The goal seems to be allowing users to selectively disclose portions
of their local address book, i.e. their local database of (name =>
public key) information.
Selectively sharing this information is a good goal. But there's
nothing technically hard about it (at its simplest, Alice could just
send Bob an encrypted message with a list of usernames and public keys
- no DHTs or "query privacy" protocols needed).
The hard part is the UI. So it's not clear what GNS offers here.
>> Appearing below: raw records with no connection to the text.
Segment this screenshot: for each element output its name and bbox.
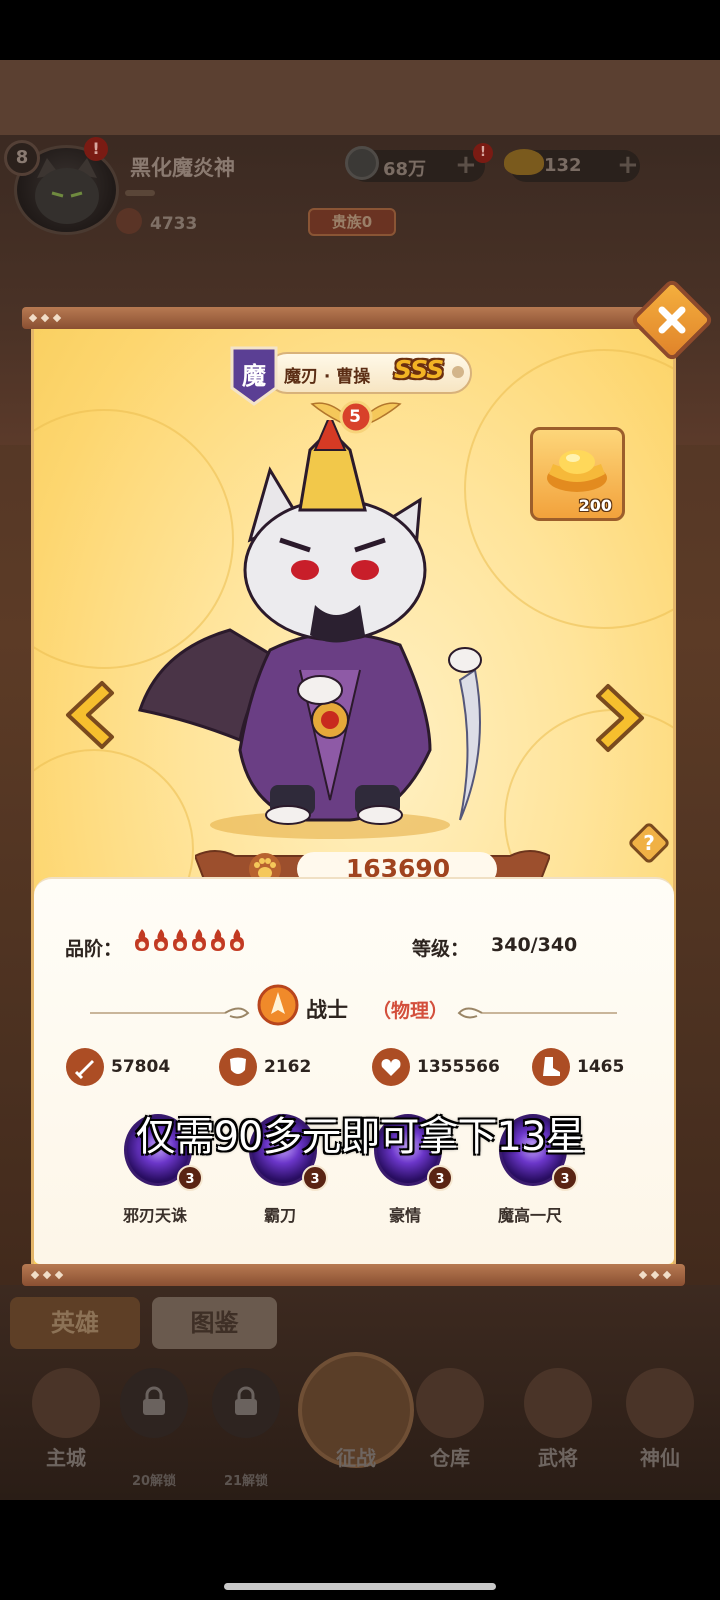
nav-unlock-label: 20解锁 bbox=[131, 1474, 177, 1489]
player-level: 8 bbox=[4, 140, 40, 176]
lock-icon bbox=[143, 1386, 165, 1415]
help-symbol: ? bbox=[643, 831, 655, 855]
previous-hero-arrow-icon[interactable] bbox=[58, 677, 116, 753]
player-power: 4733 bbox=[150, 214, 198, 234]
castle-icon bbox=[32, 1368, 100, 1438]
quality-label: 品阶： bbox=[65, 938, 123, 960]
heart-icon bbox=[372, 1048, 410, 1086]
nav-warehouse[interactable]: 仓库 bbox=[404, 1368, 496, 1480]
ingot-icon bbox=[504, 149, 544, 175]
top-band bbox=[0, 60, 720, 135]
quality-flame-icon bbox=[135, 929, 149, 951]
exp-bar bbox=[125, 190, 155, 196]
skill-level: 3 bbox=[302, 1165, 328, 1191]
add-ingot-button[interactable]: + bbox=[617, 152, 639, 178]
immortal-icon bbox=[626, 1368, 694, 1438]
tab-codex[interactable]: 图鉴 bbox=[152, 1297, 277, 1349]
quality-flame-icon bbox=[230, 929, 244, 951]
skill-name: 邪刃天诛 bbox=[122, 1206, 187, 1225]
ingot-price: 200 bbox=[578, 496, 612, 515]
nav-label: 主城 bbox=[46, 1446, 86, 1470]
divider-ornament bbox=[457, 1007, 617, 1019]
help-icon: ? bbox=[629, 823, 669, 863]
help-button[interactable]: ? bbox=[628, 822, 670, 864]
stat-speed-value: 1465 bbox=[577, 1057, 625, 1077]
stat-attack-value: 57804 bbox=[111, 1057, 171, 1077]
modal-bottom-bar bbox=[22, 1264, 685, 1286]
nav-locked-21[interactable]: 21解锁 bbox=[200, 1368, 292, 1489]
video-subtitle: 仅需90多元即可拿下13星 bbox=[135, 1114, 586, 1160]
nav-campaign[interactable]: 征战 bbox=[310, 1368, 402, 1480]
bag-icon bbox=[416, 1368, 484, 1438]
nav-unlock-label: 21解锁 bbox=[223, 1474, 269, 1489]
screen: { "player": { "level": "8", "name": "黑化魔… bbox=[0, 0, 720, 1600]
general-icon bbox=[524, 1368, 592, 1438]
nav-label: 征战 bbox=[336, 1446, 376, 1470]
coin-alert-icon: ! bbox=[473, 143, 493, 163]
avatar-alert-icon: ! bbox=[84, 137, 108, 161]
stat-hp-value: 1355566 bbox=[417, 1057, 500, 1077]
quality-flames bbox=[133, 928, 246, 956]
warrior-class-icon bbox=[257, 984, 299, 1026]
quality-flame-icon bbox=[154, 929, 168, 951]
nav-generals[interactable]: 武将 bbox=[512, 1368, 604, 1480]
coin-icon bbox=[345, 146, 379, 180]
skill-level: 3 bbox=[552, 1165, 578, 1191]
nav-label: 神仙 bbox=[640, 1446, 680, 1470]
close-icon[interactable] bbox=[642, 290, 702, 350]
skill-name: 霸刀 bbox=[263, 1206, 296, 1225]
player-name: 黑化魔炎神 bbox=[130, 156, 235, 180]
next-hero-arrow-icon[interactable] bbox=[594, 680, 652, 756]
hero-name: 魔刃 · 曹操 bbox=[284, 367, 371, 387]
class-name: 战士 bbox=[306, 998, 348, 1022]
faction-label: 魔 bbox=[242, 361, 266, 390]
stat-defense-value: 2162 bbox=[264, 1057, 312, 1077]
divider-ornament bbox=[90, 1007, 250, 1019]
quality-flame-icon bbox=[192, 929, 206, 951]
quality-flame-icon bbox=[211, 929, 225, 951]
sword-icon bbox=[66, 1048, 104, 1086]
nav-label: 武将 bbox=[538, 1446, 578, 1470]
skill-level: 3 bbox=[427, 1165, 453, 1191]
shield-icon bbox=[219, 1048, 257, 1086]
skill-name: 魔高一尺 bbox=[497, 1206, 562, 1225]
paw-icon bbox=[116, 208, 142, 234]
level-label: 等级： bbox=[412, 938, 470, 960]
nav-main-city[interactable]: 主城 bbox=[20, 1368, 112, 1480]
nav-immortals[interactable]: 神仙 bbox=[614, 1368, 706, 1480]
boot-icon bbox=[532, 1048, 570, 1086]
home-indicator[interactable] bbox=[224, 1583, 496, 1590]
skill-level: 3 bbox=[177, 1165, 203, 1191]
modal-top-bar bbox=[22, 307, 677, 329]
lock-icon bbox=[235, 1386, 257, 1415]
coin-value: 68万 bbox=[383, 159, 427, 180]
class-type: （物理） bbox=[372, 1000, 449, 1022]
ingot-value: 132 bbox=[544, 155, 582, 176]
plate-ornament bbox=[452, 366, 464, 378]
noble-badge[interactable]: 贵族0 bbox=[308, 208, 396, 236]
hero-portrait bbox=[138, 420, 482, 839]
quality-flame-icon bbox=[173, 929, 187, 951]
hero-rank: SSS bbox=[394, 355, 444, 384]
tab-hero[interactable]: 英雄 bbox=[10, 1297, 140, 1349]
level-value: 340/340 bbox=[491, 934, 578, 956]
nav-label: 仓库 bbox=[430, 1446, 470, 1470]
skill-name: 豪情 bbox=[388, 1206, 421, 1225]
nav-locked-20[interactable]: 20解锁 bbox=[108, 1368, 200, 1489]
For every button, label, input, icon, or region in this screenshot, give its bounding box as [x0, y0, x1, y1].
>> * Recursively-scoped names are going to be a confusing and new
>> concept for most users.
> I too find jack.jill.gnu indeed too complicated for some of us less
> techie humans, but if you provide a proper GUI it becomes pretty simple:
> You go to Jill's profile, view her friends and click on Jack. Then
> you have the option to adopt Jack as a friend trusting Jill to have
> given you the correct public key. Even better if all the social
> graphs of your other friends are available to your social app, then
> it can tell you that Jack is the same Jack that is also in Peter,
> Paul and Mary's social circle.
You can do that with global names too, of course. Global names are
better because you know that Jill, Peter, Paul, and Mary are claiming
the same Jack, because it's the same name. The idea that everyone can
have their own Jack seems confusing, rather than helpful.
Perhaps someone can make an argument for SDSI-style names  compared
to the "global namespaces" users are familiar with. Aside from that,
I'm not seeing that GNS provides anything that interesting for
end-to-end secure messaging.
>> The Tor HSdir mechanism is solving a different problem - it makes it
>> hard to become a DHT node that will store certain entries.
> Something GNS already provides, AFAIU.
I don't think so, which is why Jeff started the previous thread.